World’s first forecast technology aimed at reducing winter road accidents

Aberdeen academics have developed the world’s first computer generated weather forecast system aimed at helping local authorities improve road gritting services over winter.

Using cutting edge artificial intelligence technology the RoadSafe system can provide council road maintenance teams with the up to date and accurate information they require on which roads need to be gritted in their area and when.

It is hoped the system could be used to help prevent and reduce road traffic accidents caused by harsh weather conditions.

RoadSafe has been developed by University of Aberdeen PhD student Ross Turner who worked in partnership with Banchory based weather forecasting organisation Aerospace & Marine International (AMI) to create the system using technology developed by the institution's Department of Computing Science.

Traditional weather forecasting is based on simulation models that produce weather information presented in the form of tables and graphs, which are then passed directly to a human forecaster to be analysed and drafted into a weather summary.  

The RoadSafe system takes these tables and graphs and uses new technology to create a simple draft text summary for the forecaster. 

A standard system of terminology is used to describe different weather conditions in every summary which is generated.

This speeds up the delivery of crucial weather information and eliminates ambiguities brought about by individual writing styles.

The system has already been piloted in live trials with weather forecasters at AMI during their winter road maintenance operations.
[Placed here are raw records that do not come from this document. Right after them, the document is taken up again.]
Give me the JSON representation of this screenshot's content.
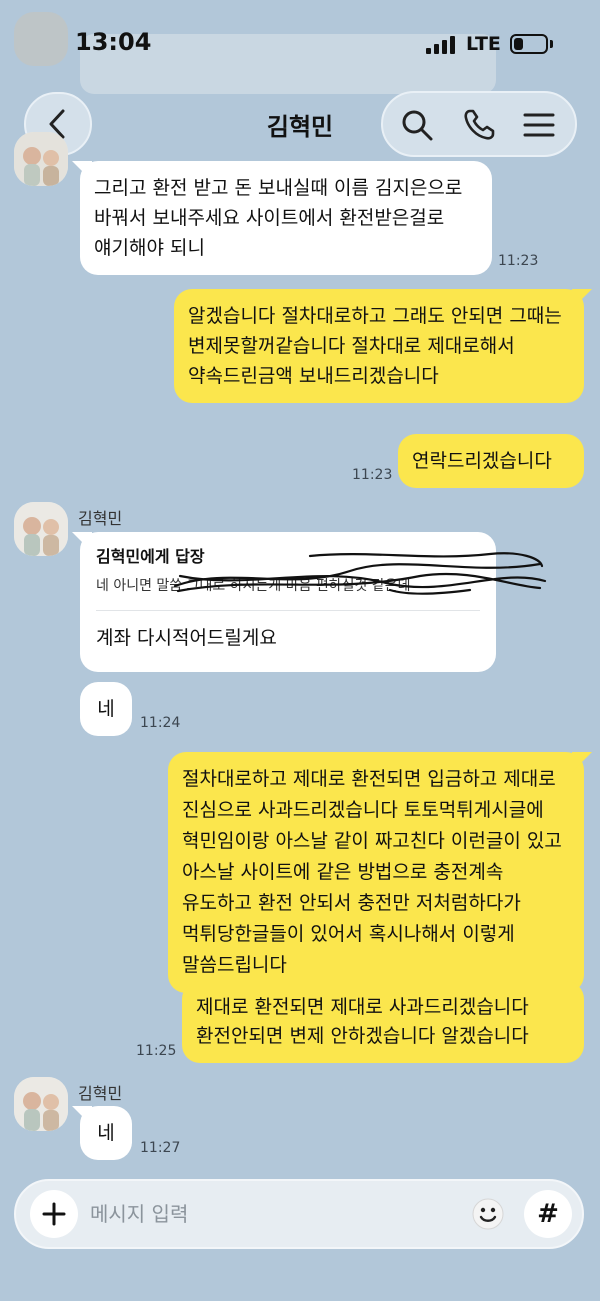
{
  "status_bar": {
    "time": "13:04",
    "network": "LTE",
    "signal_bars": 4,
    "battery_level": 0.3
  },
  "header": {
    "title": "김혁민"
  },
  "messages": [
    {
      "text": "그리고 환전 받고 돈 보내실때 이름 김지은으로 바꿔서 보내주세요 사이트에서 환전받은걸로 얘기해야 되니",
      "time": "11:23"
    },
    {
      "text": "알겠습니다 절차대로하고 그래도 안되면 그때는 변제못할꺼같습니다 절차대로 제대로해서 약속드린금액 보내드리겠습니다"
    },
    {
      "text": "연락드리겠습니다",
      "time": "11:23"
    },
    {
      "sender": "김혁민",
      "reply_title": "김혁민에게 답장",
      "reply_quote": "네 아니면 말씀 그대로 하시는게 마음 편하실것 같은데",
      "text": "계좌 다시적어드릴게요"
    },
    {
      "text": "네",
      "time": "11:24"
    },
    {
      "text": "절차대로하고 제대로 환전되면 입금하고 제대로 진심으로 사과드리겠습니다 토토먹튀게시글에 혁민임이랑 아스날 같이 짜고친다 이런글이 있고 아스날 사이트에 같은 방법으로 충전계속 유도하고 환전 안되서 충전만 저처럼하다가 먹튀당한글들이 있어서 혹시나해서 이렇게 말씀드립니다"
    },
    {
      "text": "제대로 환전되면 제대로 사과드리겠습니다 환전안되면 변제 안하겠습니다 알겠습니다",
      "time": "11:25"
    },
    {
      "sender": "김혁민",
      "text": "네",
      "time": "11:27"
    }
  ],
  "input": {
    "placeholder": "메시지 입력",
    "value": ""
  }
}
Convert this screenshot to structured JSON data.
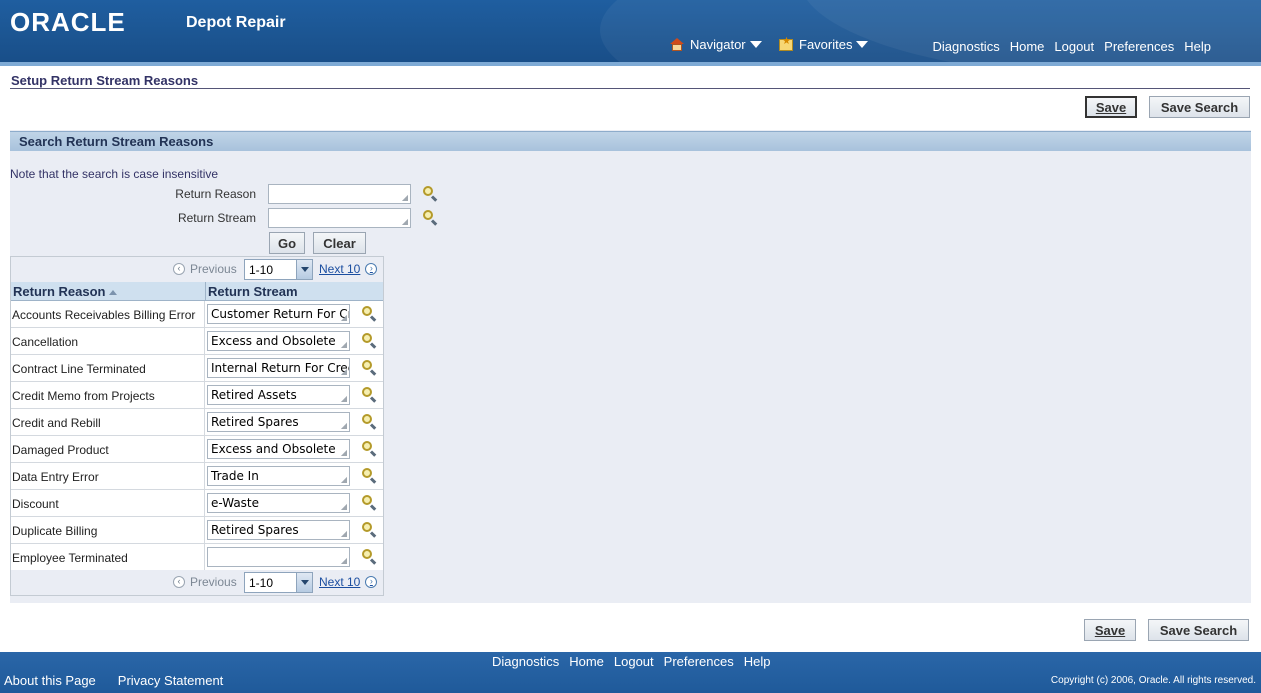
{
  "header": {
    "logo": "ORACLE",
    "app_title": "Depot Repair",
    "navigator": "Navigator",
    "favorites": "Favorites",
    "links": [
      "Diagnostics",
      "Home",
      "Logout",
      "Preferences",
      "Help"
    ]
  },
  "page": {
    "title": "Setup Return Stream Reasons",
    "save_label": "Save",
    "save_search_label": "Save Search"
  },
  "search": {
    "region_title": "Search Return Stream Reasons",
    "note": "Note that the search is case insensitive",
    "return_reason_label": "Return Reason",
    "return_reason_value": "",
    "return_stream_label": "Return Stream",
    "return_stream_value": "",
    "go_label": "Go",
    "clear_label": "Clear"
  },
  "pagination": {
    "previous": "Previous",
    "range": "1-10",
    "next": "Next 10"
  },
  "table": {
    "columns": [
      "Return Reason",
      "Return Stream"
    ],
    "rows": [
      {
        "reason": "Accounts Receivables Billing Error",
        "stream": "Customer Return For Credit"
      },
      {
        "reason": "Cancellation",
        "stream": "Excess and Obsolete"
      },
      {
        "reason": "Contract Line Terminated",
        "stream": "Internal Return For Credit"
      },
      {
        "reason": "Credit Memo from Projects",
        "stream": "Retired Assets"
      },
      {
        "reason": "Credit and Rebill",
        "stream": "Retired Spares"
      },
      {
        "reason": "Damaged Product",
        "stream": "Excess and Obsolete"
      },
      {
        "reason": "Data Entry Error",
        "stream": "Trade In"
      },
      {
        "reason": "Discount",
        "stream": "e-Waste"
      },
      {
        "reason": "Duplicate Billing",
        "stream": "Retired Spares"
      },
      {
        "reason": "Employee Terminated",
        "stream": ""
      }
    ]
  },
  "footer": {
    "links": [
      "Diagnostics",
      "Home",
      "Logout",
      "Preferences",
      "Help"
    ],
    "about": "About this Page",
    "privacy": "Privacy Statement",
    "copyright": "Copyright (c) 2006, Oracle. All rights reserved."
  }
}
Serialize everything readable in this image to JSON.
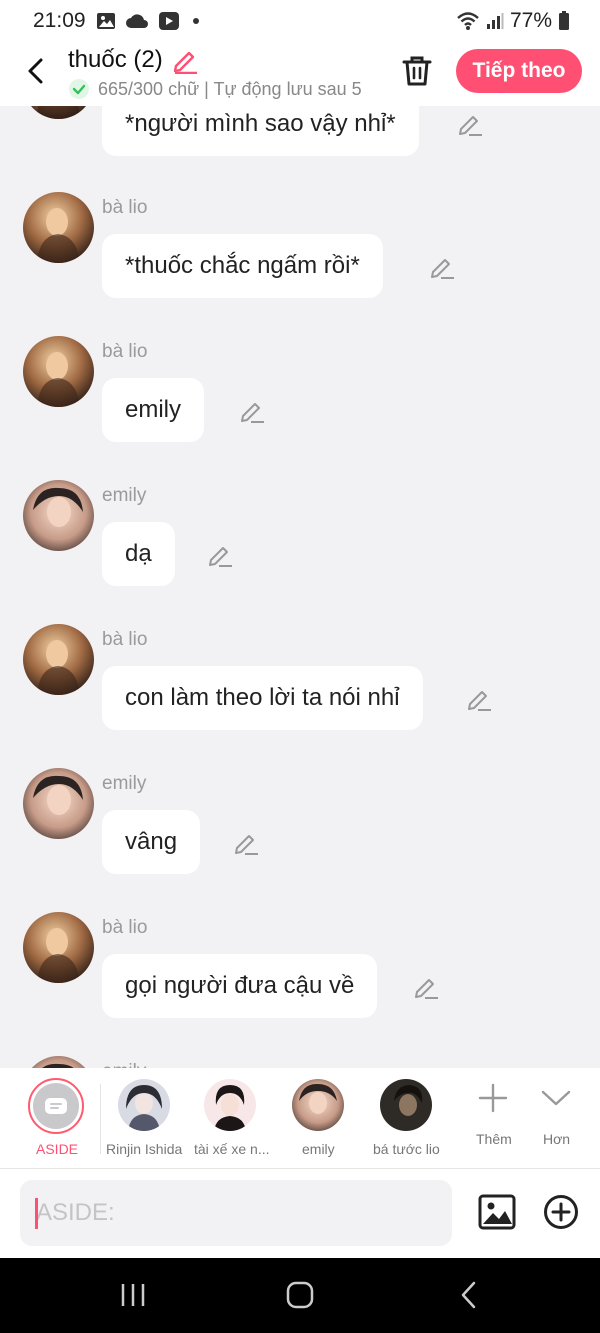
{
  "status_bar": {
    "time": "21:09",
    "battery": "77%"
  },
  "header": {
    "title": "thuốc (2)",
    "subtitle": "665/300 chữ | Tự động lưu sau 5",
    "next_label": "Tiếp theo"
  },
  "messages": [
    {
      "name": "",
      "text": "*người mình sao vậy nhỉ*"
    },
    {
      "name": "bà lio",
      "text": "*thuốc chắc ngấm rồi*"
    },
    {
      "name": "bà lio",
      "text": "emily"
    },
    {
      "name": "emily",
      "text": "dạ"
    },
    {
      "name": "bà lio",
      "text": "con làm theo lời ta nói nhỉ"
    },
    {
      "name": "emily",
      "text": "vâng"
    },
    {
      "name": "bà lio",
      "text": "gọi người đưa cậu về"
    },
    {
      "name": "emily",
      "text": ""
    }
  ],
  "characters": {
    "aside_label": "ASIDE",
    "items": [
      {
        "label": "Rinjin Ishida"
      },
      {
        "label": "tài xế xe n..."
      },
      {
        "label": "emily"
      },
      {
        "label": "bá tước lio"
      }
    ],
    "more_label": "Thêm",
    "expand_label": "Hơn"
  },
  "composer": {
    "placeholder": "ASIDE:"
  },
  "colors": {
    "accent": "#ff4f72",
    "background": "#f2f2f4"
  }
}
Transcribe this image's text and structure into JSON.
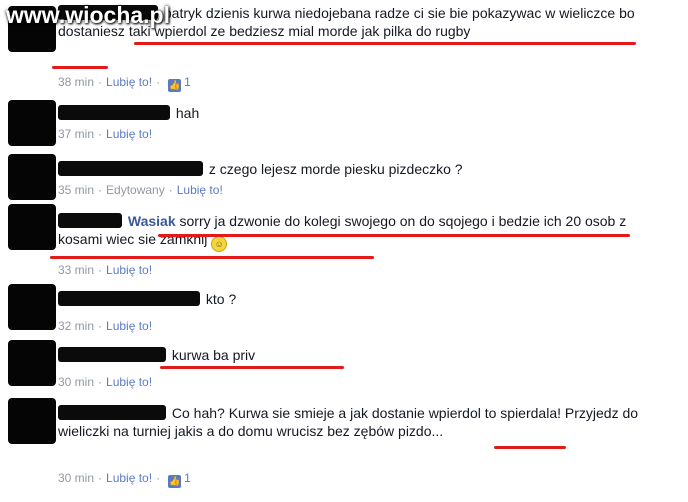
{
  "watermark": "www.wiocha.pl",
  "comments": [
    {
      "text": "patryk dzienis kurwa niedojebana radze ci sie bie pokazywac w wieliczce bo dostaniesz taki wpierdol ze bedziesz mial morde jak pilka do rugby",
      "time": "38 min",
      "like": "Lubię to!",
      "likes": "1"
    },
    {
      "text": "hah",
      "time": "37 min",
      "like": "Lubię to!"
    },
    {
      "text": "z czego lejesz morde piesku pizdeczko ?",
      "time": "35 min",
      "edited": "Edytowany",
      "like": "Lubię to!"
    },
    {
      "author": "Wasiak",
      "text": "sorry ja dzwonie do kolegi swojego on do sqojego i bedzie ich 20 osob z kosami wiec sie zamknij",
      "time": "33 min",
      "like": "Lubię to!"
    },
    {
      "text": "kto ?",
      "time": "32 min",
      "like": "Lubię to!"
    },
    {
      "text": "kurwa ba priv",
      "time": "30 min",
      "like": "Lubię to!"
    },
    {
      "text": "Co hah? Kurwa sie smieje a jak dostanie wpierdol to spierdala! Przyjedz do wieliczki na turniej jakis a do domu wrucisz bez zębów pizdo...",
      "time": "30 min",
      "like": "Lubię to!",
      "likes": "1"
    }
  ],
  "colors": {
    "underline": "#e31a1a",
    "link": "#5b7bc0",
    "meta": "#9197a3"
  }
}
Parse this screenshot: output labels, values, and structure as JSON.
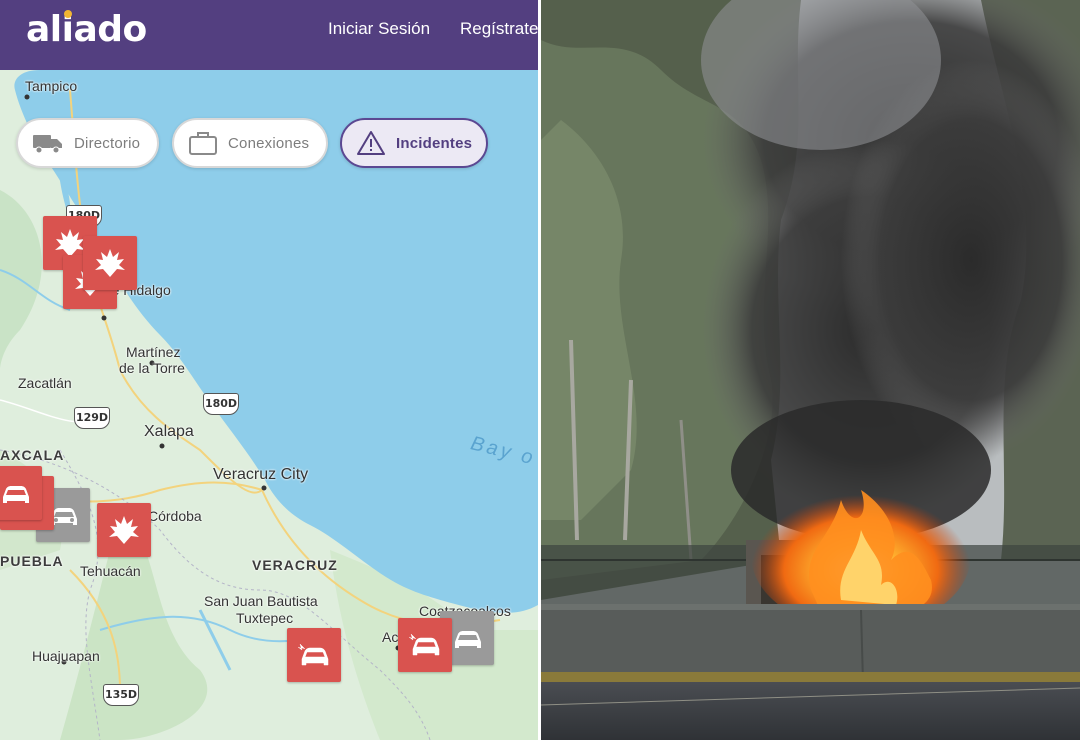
{
  "header": {
    "logo_text": "aliado",
    "login_label": "Iniciar Sesión",
    "register_label": "Regístrate"
  },
  "filters": {
    "directory_label": "Directorio",
    "connections_label": "Conexiones",
    "incidents_label": "Incidentes",
    "active": "Incidentes"
  },
  "map": {
    "cities": {
      "tampico": "Tampico",
      "poza_rica": "ica de Hidalgo",
      "martinez_1": "Martínez",
      "martinez_2": "de la Torre",
      "zacatlan": "Zacatlán",
      "xalapa": "Xalapa",
      "veracruz_city": "Veracruz City",
      "cordoba": "Córdoba",
      "tehuacan": "Tehuacán",
      "san_juan_1": "San Juan Bautista",
      "san_juan_2": "Tuxtepec",
      "huajuapan": "Huajuapan",
      "coatzacoalcos": "Coatzacoalcos",
      "acayucan": "Ac"
    },
    "states": {
      "tlaxcala": "AXCALA",
      "puebla": "PUEBLA",
      "veracruz": "VERACRUZ"
    },
    "sea": "Bay o",
    "highways": [
      "180D",
      "129D",
      "180D",
      "135D"
    ]
  },
  "markers": [
    {
      "type": "fire-icon",
      "color": "red"
    },
    {
      "type": "fire-icon",
      "color": "red"
    },
    {
      "type": "fire-icon",
      "color": "red"
    },
    {
      "type": "car-crash-icon",
      "color": "red"
    },
    {
      "type": "car-crash-icon",
      "color": "red"
    },
    {
      "type": "car-crash-icon",
      "color": "gray"
    },
    {
      "type": "fire-icon",
      "color": "red"
    },
    {
      "type": "car-crash-icon",
      "color": "red"
    },
    {
      "type": "car-crash-icon",
      "color": "red"
    },
    {
      "type": "car-crash-icon",
      "color": "gray"
    }
  ],
  "colors": {
    "header_bg": "#533f80",
    "logo_dot": "#f2b632",
    "incident_red": "#d9534f",
    "incident_gray": "#9a9a9a",
    "sea": "#8ecdea",
    "land": "#d7ecd8"
  },
  "photo": {
    "description_icon": "burning-truck-photo"
  }
}
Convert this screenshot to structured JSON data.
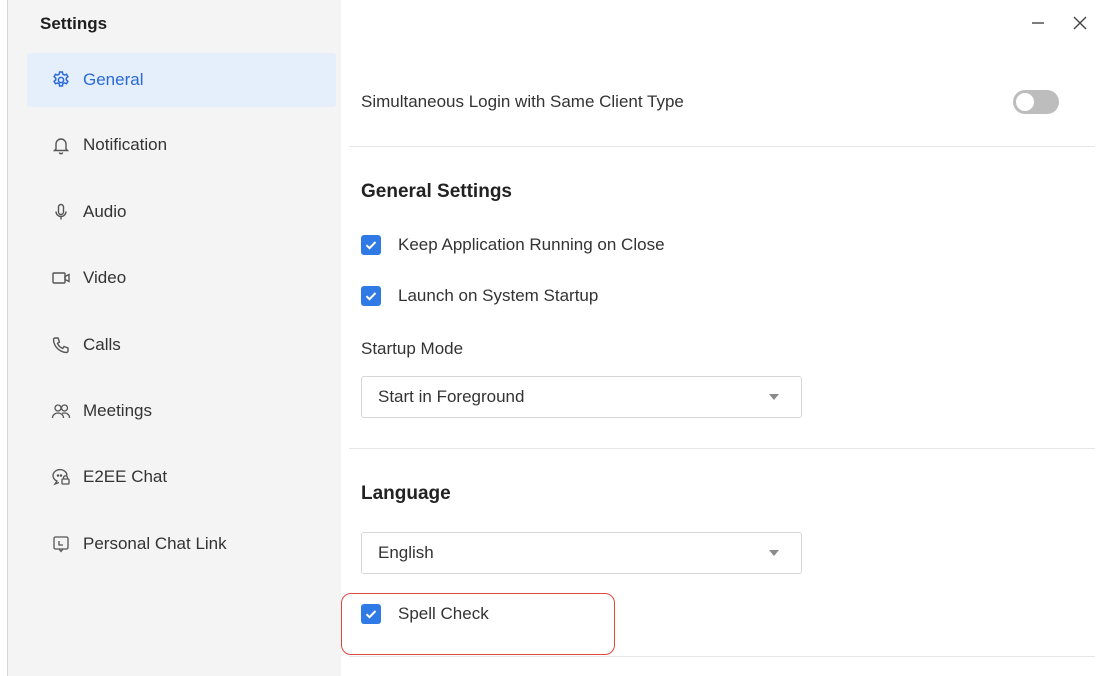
{
  "window": {
    "title": "Settings"
  },
  "sidebar": {
    "items": [
      {
        "label": "General",
        "icon": "gear-icon",
        "active": true
      },
      {
        "label": "Notification",
        "icon": "bell-icon",
        "active": false
      },
      {
        "label": "Audio",
        "icon": "microphone-icon",
        "active": false
      },
      {
        "label": "Video",
        "icon": "video-camera-icon",
        "active": false
      },
      {
        "label": "Calls",
        "icon": "phone-icon",
        "active": false
      },
      {
        "label": "Meetings",
        "icon": "people-icon",
        "active": false
      },
      {
        "label": "E2EE Chat",
        "icon": "encrypted-chat-icon",
        "active": false
      },
      {
        "label": "Personal Chat Link",
        "icon": "chat-link-icon",
        "active": false
      }
    ]
  },
  "main": {
    "simultaneous_login": {
      "label": "Simultaneous Login with Same Client Type",
      "enabled": false
    },
    "general_settings": {
      "title": "General Settings",
      "keep_running": {
        "label": "Keep Application Running on Close",
        "checked": true
      },
      "launch_on_startup": {
        "label": "Launch on System Startup",
        "checked": true
      },
      "startup_mode": {
        "label": "Startup Mode",
        "value": "Start in Foreground"
      }
    },
    "language": {
      "title": "Language",
      "value": "English",
      "spell_check": {
        "label": "Spell Check",
        "checked": true
      }
    }
  },
  "colors": {
    "accent": "#2f7ae5",
    "active_item_bg": "#e5eefb",
    "sidebar_bg": "#f4f4f4",
    "annotation_outline": "#e0483c"
  }
}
Operational staff at various local authorities throughout the UK have also evaluated the system, reporting positive feedback.

Ross said: "The aim of RoadSafe is to improve road conditions over the winter season by speeding up the delivery and enhancing the efficiency of the weather information which is passed on to council road maintenance departments. 

"The system is used to analyse the computer simulated weather forecast information and produce a draft forecast text.  It uses what is known as natural language generation technology to break down the computer generated forecast into a standardised language where the same terminology is used every single time.  This summary is then passed on to the weather forecaster for editing and then issued to road maintenance departments.

"Forecasters are faced with the task of analysing huge amounts of data in very short periods of time, automating the writing and basic data analysis aspects of the task allows them to spend more time ensuring the content is correct."

James Brownhill, Director of Business Development, Aerospace & Marine International said: "There are many challenges in providing weather forecasts to, for instance, the general public, high risk industries like offshore oil exploration, or critical safety operations such as the prevention of ice on our highways.

"One challenge is to provide accurate forecasts, and that is strictly in the hands of the meteorological community where massive numerical models of the atmosphere have had great success but these same models provide a huge volume of information.  Consequently the operational meteorologist is challenged with converting the model's numbers in a timely manner into a forecast that can be correctly interpreted by the end user. 

"A forecast received late, or a forecast received but misinterpreted can have fatal consequences with respect to gritting our highways. 

"Although there has been a tendency to present forecast weather information in graphical form - and this is preferred by the end user - research shows that the most accurate interpretation by the human brain is achieved through reading textual forecasts.

"RoadSafe addresses all these challenges, the volumes of numerical model data, the speed of preparation of the forecast, and the presentation of the forecast in text and graphical form delivered to the user by a convenient communication channel."

 It is hoped that the service can evolve in the future into a text alert system whereby road maintenance personnel would receive the latest weather information via their mobile.

Ross continues: "There are many potential ways in which this technology can help to further speed up the delivery of information to ground level road maintenance staff to make it as immediate and reactive to the weather as possible.  This includes text alert systems which would involve those actually operating the gritting vehicles receiving messages via their mobile phones to alert them to where they need to be operating during their shift as the weather develops."